The vesting date is when a team member can exercise their options according to the terms of an employee stock option pool. The expiration date is the time by which an employee must exercise their options.
A team member can’t exercise their options before the vesting date or after the expiration date. During the vesting period, the employee receives a percentage of the stocks every month or quarter until they’re fully vested.
The usual options vesting package is four years with a one-year cliff. A one-year cliff means an employee won’t get any shares vested until their first anniversary with the company.
On this date, they’ll have 25% of their shares vested. Following a cliff vesting schedule ensures that the people you hire are committed to your startup's future growth.
How much equity should you grant?
Equitably allocating equity is something many first-time founders struggle with. How much you should grant each employee depends on a host of factors, including skills, contributions, and seniority.
However, which part of your startup's life cycle an employee joins is vastly more important than seniority or experience.
Base the amount of equity you grant on the following factors:
- ROLE: Decide which positions are most important for your enterprise and assign a percentage value from 0 to 1. For example, if your startup creates lab-grown meat, you'll probably want to give your head of research and development a 0.8%.
- RISK: Consider how much risk each employee is assuming when figuring out the amount of their equity grant. Team members who arrive earlier in the life cycle of your startup should get more equity. That’s because the earlier someone commits to your startup, the more risk they take on.The more people who join your startup, the less risk there is.
- SENIORITY: Although you might have a flat hierarchy in your enterprise, there are seniority differences to consider when carving out an equity grant. Therefore, add a value number to each seniority level. For example, 0.1 for senior, 0.2 for lead, and 0.3 for director.

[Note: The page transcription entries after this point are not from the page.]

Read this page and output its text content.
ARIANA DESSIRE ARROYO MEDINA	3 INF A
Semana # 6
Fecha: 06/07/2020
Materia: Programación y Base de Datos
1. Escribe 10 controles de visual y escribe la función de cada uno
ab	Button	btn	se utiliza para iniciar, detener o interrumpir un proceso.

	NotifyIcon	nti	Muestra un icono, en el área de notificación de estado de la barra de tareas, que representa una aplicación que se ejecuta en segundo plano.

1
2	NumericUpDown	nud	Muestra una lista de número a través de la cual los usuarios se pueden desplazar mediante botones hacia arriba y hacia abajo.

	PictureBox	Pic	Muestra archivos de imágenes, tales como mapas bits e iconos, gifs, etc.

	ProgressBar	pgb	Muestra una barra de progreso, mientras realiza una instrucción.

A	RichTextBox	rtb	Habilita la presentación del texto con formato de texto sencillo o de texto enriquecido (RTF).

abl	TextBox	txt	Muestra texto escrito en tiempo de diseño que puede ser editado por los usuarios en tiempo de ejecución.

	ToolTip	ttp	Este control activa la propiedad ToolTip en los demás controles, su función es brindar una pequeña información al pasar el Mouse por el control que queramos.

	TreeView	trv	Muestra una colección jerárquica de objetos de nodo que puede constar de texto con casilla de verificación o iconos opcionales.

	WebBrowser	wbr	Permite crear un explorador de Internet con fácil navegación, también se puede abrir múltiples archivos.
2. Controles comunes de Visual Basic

How much should a CMO equity grant be?
An equity grant for a pre-Series A non-founder CMO with a salary commensurate with what similar companies would pay should be between 5 and 10%
The more risk, the more equity a CMO should get. If your startup has raised seed funding, and the CMO is joining post-money, a lot of the risk has been removed. This means the company’s valuation will be higher. For a CMO joining at that stage, it should be about 1.5%.